Rio Tape-Slide Archive
The Rio Tape Slide Newsreel Group (RTSNG) archive offers a vivid record of life in 1980s Hackney, London, UK. Its photographs capture local people at work, at home, in pubs, schools, allotments, and on the High Street, as well as documenting major social and political issues of the time – from AIDS and unemployment to the miners’ strike, Greenham Common protests, and the death of Colin Roach. Together, these images present an unfiltered portrait of community life, activism, and resilience in East London during a decade of upheaval.
SE1 Stories
SE1 Community Newspaper was a grassroots publication produced by local residents of North Southwark and Waterloo from 1975 to 1991. It provided a platform for community perspectives often absent from mainstream media, particularly focusing on critical issues around development and regeneration. Published in two phases, the newspaper ran for a total of 147 issues. A near-complete digitised archive is now available online through Southwark Archives, with a few missing issues hosted on Archive.org.
See Red
See Red Women’s Workshop, founded in 1974 by three ex-art students, was a feminist screen-printing collective producing posters, postcards and illustrations for the women’s liberation movement and community groups. Working collectively and sharing skills were core values, with content often reflecting women’s lived experiences. Despite harassment from the National Front and funding challenges, See Red thrived with council support until its closure in 1990. Its legacy remains in its high-quality, radical visual output and DIY ethos.
Skinningrove Bonfire
For over 30 years, Skinningrove, a tiny village in a remote corner of East Cleveland UK created a truly spectacular annual event. A small band of willing volunteers dedicated much of their time and energy into making this wonderful event possible. Their efforts have been rewarded by the many thousands who have visited Skinningrove to participate between 1982 to 2018. The archive documents the Skinningrove Bonfire project.

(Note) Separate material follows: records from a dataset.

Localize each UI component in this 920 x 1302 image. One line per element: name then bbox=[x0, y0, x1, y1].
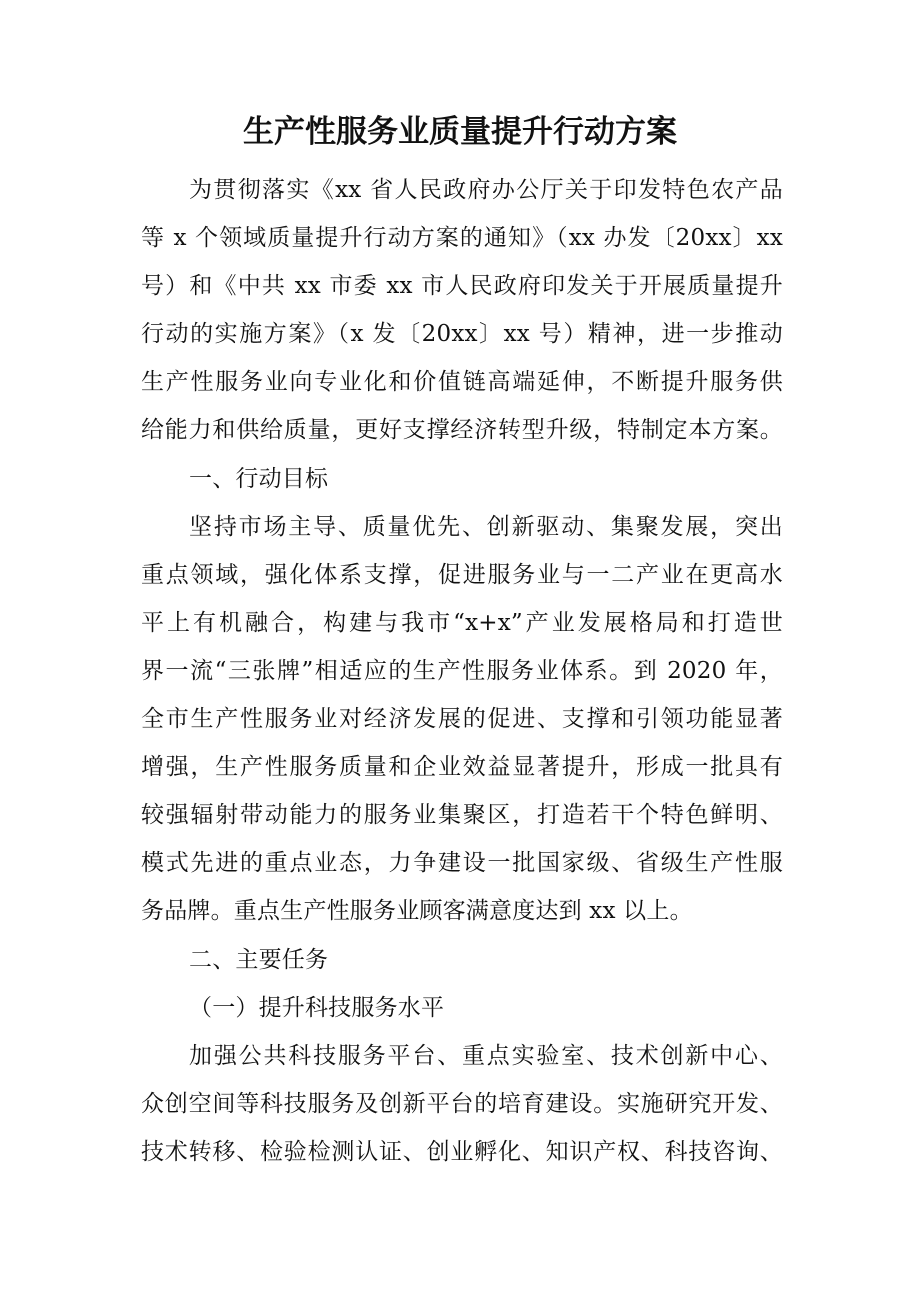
paragraph-line: 为贯彻落实《xx 省人民政府办公厅关于印发特色农产品 bbox=[189, 177, 783, 203]
paragraph-line: 行动的实施方案》（x 发〔20xx〕xx 号）精神，进一步推动 bbox=[141, 321, 783, 347]
paragraph-line: 技术转移、检验检测认证、创业孵化、知识产权、科技咨询、 bbox=[141, 1139, 783, 1165]
paragraph-line: 模式先进的重点业态，力争建设一批国家级、省级生产性服 bbox=[141, 850, 783, 876]
subsection-heading: （一）提升科技服务水平 bbox=[189, 995, 445, 1021]
paragraph-line: 全市生产性服务业对经济发展的促进、支撑和引领功能显著 bbox=[141, 706, 783, 732]
paragraph-line: 务品牌。重点生产性服务业顾客满意度达到 xx 以上。 bbox=[141, 898, 693, 924]
section-heading: 一、行动目标 bbox=[189, 466, 329, 492]
paragraph-line: 重点领域，强化体系支撑，促进服务业与一二产业在更高水 bbox=[141, 562, 783, 588]
paragraph-line: 较强辐射带动能力的服务业集聚区，打造若干个特色鲜明、 bbox=[141, 802, 783, 828]
paragraph-line: 加强公共科技服务平台、重点实验室、技术创新中心、 bbox=[189, 1043, 783, 1069]
paragraph-line: 号）和《中共 xx 市委 xx 市人民政府印发关于开展质量提升 bbox=[141, 273, 783, 299]
paragraph-line: 平上有机融合，构建与我市“x+x”产业发展格局和打造世 bbox=[141, 610, 783, 636]
paragraph-line: 等 x 个领域质量提升行动方案的通知》（xx 办发〔20xx〕xx bbox=[141, 225, 783, 251]
paragraph-line: 坚持市场主导、质量优先、创新驱动、集聚发展，突出 bbox=[189, 514, 783, 540]
document-title: 生产性服务业质量提升行动方案 bbox=[243, 114, 677, 150]
paragraph-line: 增强，生产性服务质量和企业效益显著提升，形成一批具有 bbox=[141, 754, 783, 780]
section-heading: 二、主要任务 bbox=[189, 947, 329, 973]
paragraph-line: 生产性服务业向专业化和价值链高端延伸，不断提升服务供 bbox=[141, 369, 783, 395]
paragraph-line: 众创空间等科技服务及创新平台的培育建设。实施研究开发、 bbox=[141, 1091, 783, 1117]
paragraph-line: 界一流“三张牌”相适应的生产性服务业体系。到 2020 年， bbox=[141, 658, 783, 684]
paragraph-line: 给能力和供给质量，更好支撑经济转型升级，特制定本方案。 bbox=[141, 417, 783, 443]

Telford Community Arts Archive
Made by local residents with community arts practitioners. The full archive, now held at Shropshire Archives, documents collective art-making in Telford from 1974 to 1989. It includes workshop materials, reports, photographs, audio and more. The archive is searchable online, with items available to view in person or request digitally for a fee.
Unfinished Histories: Community and Street Theatre
Unfinished Histories documents the rich legacy of alternative theatre in Britain during the 1960s, ’70s and ’80s, focusing on pioneering community, street, political and identity-based groups. These included some of the UK’s first Black, Asian, LGBTQ+, women’s, disabled, and TIE companies. Founded in 2006, the project collected oral histories and archival materials—now housed in institutions like the Bishopsgate Institute and the British Library. Though limited in new activity, the archive remains a vital resource and continues to support activist causes today.
Walls with Tongues
For Walls With Tongues is an oral history project documenting the UK mural movement from 1966 to 1985, based on interviews with 30 muralists and studies of five more. Murals during this period flourished as tools for local pride, cultural expression, and social change, often linked to the wider Community Arts movement. The project, also a book and website, highlights the muralists’ contributions, their international connections, and the vital support they received from arts councils, trusts and communities.
Welfare State Archive
Welfare State International (WSI), founded in 1968 by John Fox, Sue Gill, Roger Coleman and others, was a pioneering collective of artists dedicated to taking art out of theatres and into public spaces. Known for large-scale outdoor events, WSI fused performance, sculpture, music and pyrotechnics to create community carnivals and site-specific spectacles. From 1999–2006, WSI was based at Lanternhouse in Ulverston, a purpose-built arts centre. Its final project was Longline, a Carnival Opera performed in 2006.